Lanthanum carbonate is indicated as a phosphate binding agent in patients on dialysis with end stage renal disease. The Canadian reference product (CRP) for this subsequent-entry product is Fosrenol (250, 500, 750 and 1,000 mg lanthanum [as lanthanum carbonate hydrate] chewable tablets by Shire Pharma Canada ULC).

In this submission, an in vivo study using pharmacodynamic endpoints in healthy subjects was used to replace the conventional human pharmacokinetic in vivo studies in assessing the equivalence between the proposed lanthanum carbonate chewable tablets and the CRP.

 

Why was the decision issued?

 

Since the binding of dietary phosphorus occurs in the lumen of the stomach and upper small intestine, plasma lanthanum concentrations are not predictive of lanthanum carbonates efficacy, and therefore, the use of a conventional comparative bioavailability approach to demonstrate lanthanum bioequivalence between two products would be meaningless. Furthermore, due to low bioavailability of lanthanum (less than 0.002%), an alternative assessment method is required.

This ANDS followed the approach described in the most recent United States Food and Drug Administration (US FDA) draft guidance document on Lanthanum Carbonate published in May 2017. As per this document, an in vitro approach can be used to replace the conventional human pharmacokinetic in vivo studies in assessing the bioequivalence of two lanthanum immediate-release drug products. In vitro dissolution, phosphate equilibrium binding and phosphate kinetic binding studies are recommended to establish bioequivalence of the test and reference tablets. Alternatively, equivalence can be demonstrated in vivo by conducting a study using pharmacodynamic endpoints in healthy subjects.

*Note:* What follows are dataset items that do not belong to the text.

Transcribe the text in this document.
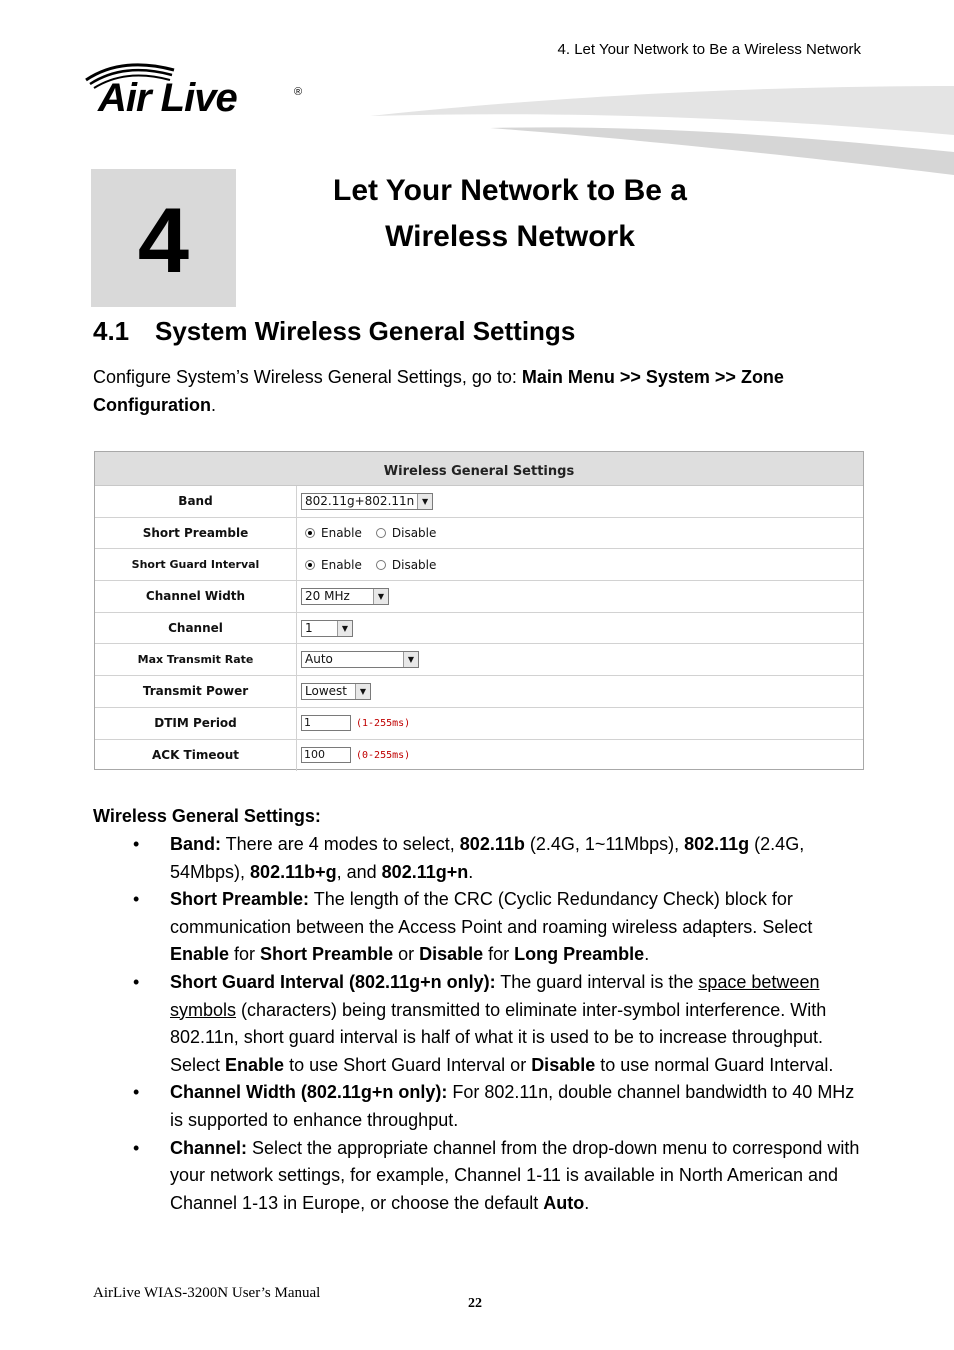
4. Let Your Network to Be a Wireless Network
Air Live	®
4	Let Your Network to Be a
Wireless Network
4.1 System Wireless General Settings
Configure System’s Wireless General Settings, go to: Main Menu >> System >> Zone Configuration.
Wireless General Settings
Band	802.11g+802.11n ▼
Short Preamble	Enable	Disable
Short Guard Interval	Enable	Disable
Channel Width	20 MHz	▼
Channel	1	▼
Max Transmit Rate	Auto	▼
Transmit Power	Lowest	▼
DTIM Period	1	(1-255ms)
ACK Timeout	100	(0-255ms)
Wireless General Settings:
• Band: There are 4 modes to select, 802.11b (2.4G, 1~11Mbps), 802.11g (2.4G, 54Mbps), 802.11b+g, and 802.11g+n.
• Short Preamble: The length of the CRC (Cyclic Redundancy Check) block for communication between the Access Point and roaming wireless adapters. Select Enable for Short Preamble or Disable for Long Preamble.
• Short Guard Interval (802.11g+n only): The guard interval is the space between symbols (characters) being transmitted to eliminate inter-symbol interference. With 802.11n, short guard interval is half of what it is used to be to increase throughput. Select Enable to use Short Guard Interval or Disable to use normal Guard Interval.
• Channel Width (802.11g+n only): For 802.11n, double channel bandwidth to 40 MHz is supported to enhance throughput.
• Channel: Select the appropriate channel from the drop-down menu to correspond with your network settings, for example, Channel 1-11 is available in North American and Channel 1-13 in Europe, or choose the default Auto.
AirLive WIAS-3200N User’s Manual
22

In accordance with the in vivo approach described in the aforementioned US FDA draft guidance, the sponsor has conducted and submitted results from a multiple dose two-way crossover pharmacodynamic equivalence study comparing 1 x 1,000 mg NAT-Lanthanum tablets versus 1 x 1,000 mg Fosrenol tablets (Shire Pharma Canada ULC) administered three times a day for three days in 45 healthy adult male volunteers under fed conditions.

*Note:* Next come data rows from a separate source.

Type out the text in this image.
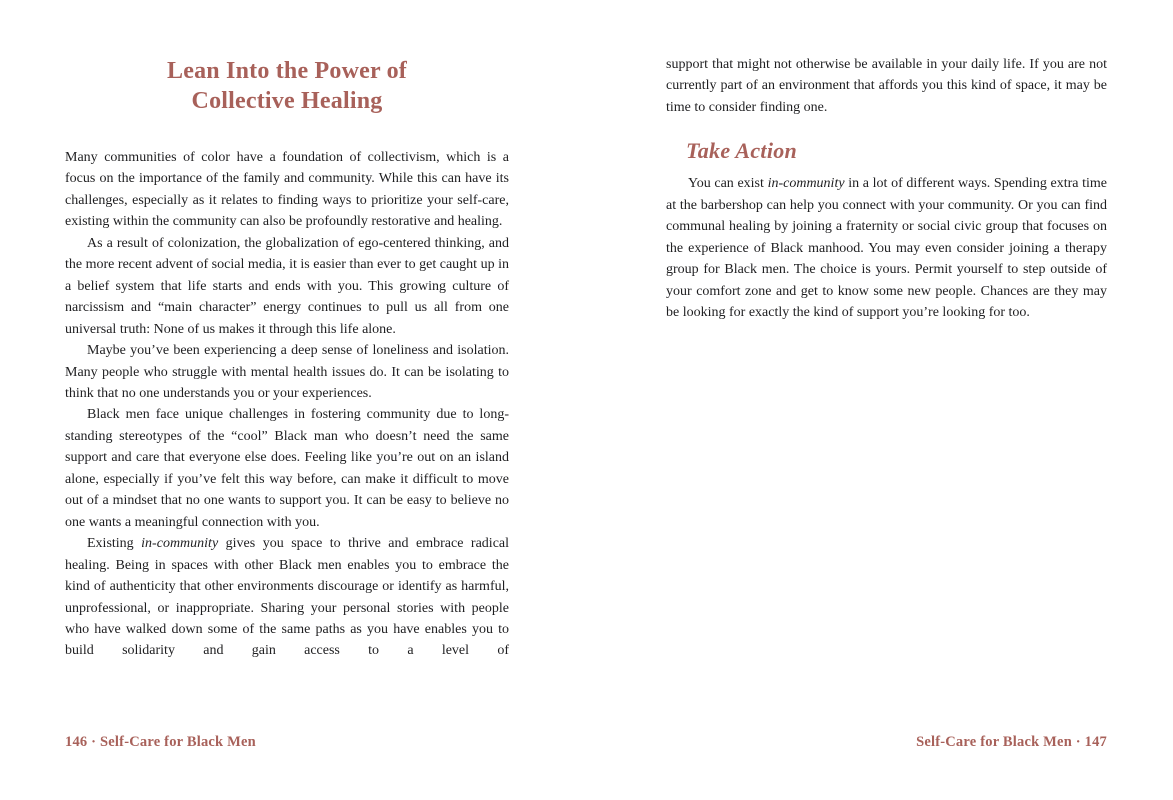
Lean Into the Power of
Collective Healing

Many communities of color have a foundation of collectivism, which is a focus on the importance of the family and community. While this can have its challenges, especially as it relates to finding ways to prioritize your self-care, existing within the community can also be profoundly restorative and healing.

As a result of colonization, the globalization of ego-centered thinking, and the more recent advent of social media, it is easier than ever to get caught up in a belief system that life starts and ends with you. This growing culture of narcissism and “main character” energy continues to pull us all from one universal truth: None of us makes it through this life alone.

Maybe you’ve been experiencing a deep sense of loneliness and isolation. Many people who struggle with mental health issues do. It can be isolating to think that no one understands you or your experiences.

Black men face unique challenges in fostering community due to long-standing stereotypes of the “cool” Black man who doesn’t need the same support and care that everyone else does. Feeling like you’re out on an island alone, especially if you’ve felt this way before, can make it difficult to move out of a mindset that no one wants to support you. It can be easy to believe no one wants a meaningful connection with you.

Existing in-community gives you space to thrive and embrace radical healing. Being in spaces with other Black men enables you to embrace the kind of authenticity that other environments discourage or identify as harmful, unprofessional, or inappropriate. Sharing your personal stories with people who have walked down some of the same paths as you have enables you to build solidarity and gain access to a level of

support that might not otherwise be available in your daily life. If you are not currently part of an environment that affords you this kind of space, it may be time to consider finding one.

Take Action

You can exist in-community in a lot of different ways. Spending extra time at the barbershop can help you connect with your community. Or you can find communal healing by joining a fraternity or social civic group that focuses on the experience of Black manhood. You may even consider joining a therapy group for Black men. The choice is yours. Permit yourself to step outside of your comfort zone and get to know some new people. Chances are they may be looking for exactly the kind of support you’re looking for too.

146 · Self-Care for Black Men	Self-Care for Black Men · 147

The primary pharmacodynamic variable used for equivalence assessment was the average daily urinary phosphate excretion over three days. The difference between the test and the reference formulations in average daily urinary phosphate excretion (least squares [LS] mean and 90% confidence interval [CI]) was estimated and compared with a reference interval representing ±20% of the LS mean value for the reference formulation. As per the protocol, and in accordance with previous studies conducted in support of subsequent entry products submitted to the US FDA, pharmacodynamic equivalence was claimed since the 90% CI was completely contained within the reference interval.

In vivo data were only submitted for the 1,000 mg strength of NAT-Lanthanum tablets. The sponsor has requested a waiver of the requirement to conduct studies with the proposed 250, 500 and 750 mg strengths as per the Therapeutic Products Directorate Policy "Bioequivalence of Proportional Formulations - Solid Oral Dosage Forms" (March 7, 1996).

 

Decision issued

Approved; issued a Notice of Compliance in accordance with the Food and Drug Regulations.